[A bit of the text for this post somehow disappeared, I’m writing it again now]
I used to be allergic to being busy. I hated it. It made me want to hide under the covers and sleep all day. Usually I had school work, a job, and some errands to run. I didn’t have much of a social life and I was unhappy.
Now I am busy. Very busy. There’s something going on almost every night, I have a dissertation to work on, I have stuff to do for the various social groups I am involved in. And I’m loving it!
I am in the Reykjavik Queer Choir (which is fabulous), and I am in charge of organising fundraising sales. I am the secretary for Q, the Queer Student Organisation, and I have quite a few things to do there. I have also been elected onto the 10 person advisory board (I think it’s called in English) for Samtökin 78, the National Queer Organisation.
As previously mentioned I also have a dissertation to write. I have also been in touch with the Red Cross in Iceland about doing some research for them. Oh, and I’m looking for a job.
So yeah. Busy. But it’s awesome! I have a social life, I have friends I meet regularly, I have things to do. And I have figured out why this is working for me now.
- I am much happier today than I was just about 6 months ago. I have come out of the closet and I have begun living my life as who I am. I am more confident and I feel like my relationships with people are more honest and fulfilling.
- I LOVE WHAT I’M DOING! This is incredibly important. If you’re busy all the time with things you hate, you can’t possibly enjoy them. But if you’re really passionate about your work, and enjoying the heck out of it, then you’re less likely to be bothered by being busy.
Obviously it’s not quite this simple. For me it’s a combination of things: I am happier because I am less depressed. Because I am less depressed I have more energy and passion for what I do. I am less depressed because I am being true to myself. I am also less depressed because I’m doing things that I love.

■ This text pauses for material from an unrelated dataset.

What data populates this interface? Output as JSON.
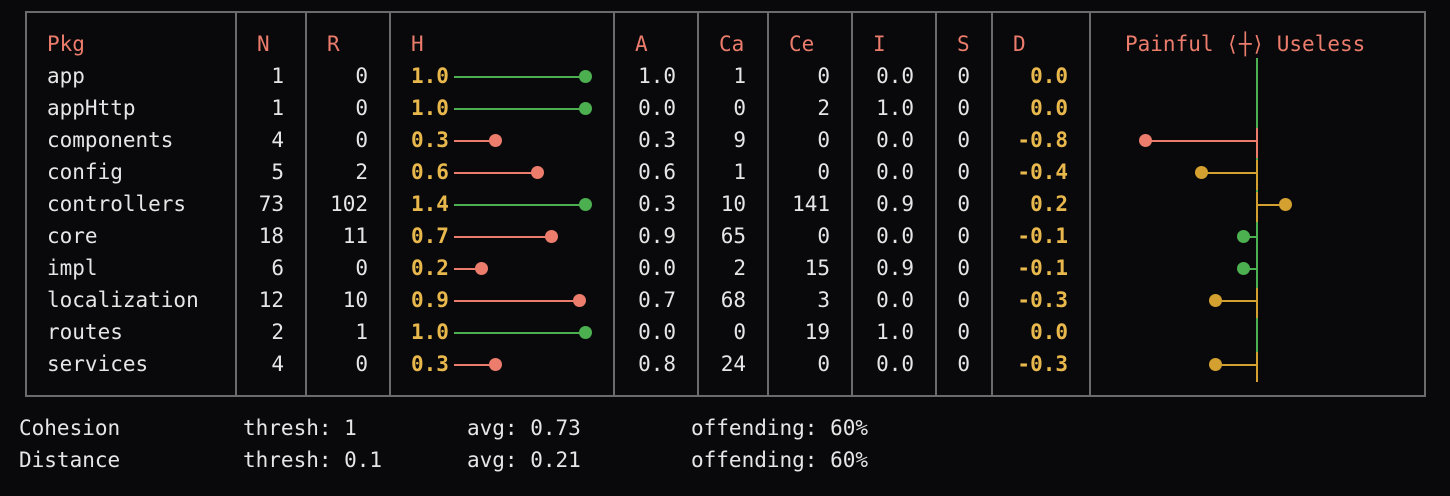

According to the theory of cognitive behaviour therapy, being depressed is often like a very negative downward spiral. You are unhappy, you think unhappy thoughts, you react to these thoughts in a negative way, you become more unhappy, you think more unhappy thoughts, etc. What I am going through now is the opposite of this. It’s a very positive upwards spiral and it’s hard to pick out the one thing that made it happen. While coming out was clearly a catalyst for change in my life, it’s not the only thing that made my life what it is now. It’s a combination of good things. It makes it easier and easier to combat the negative thoughts, and to deal with the difficult stuff that inevitably comes along.
I’m starting to sound terribly sappy now, but it’s true. I’m happy because I’m doing good things, and I am doing good things because I’m happy.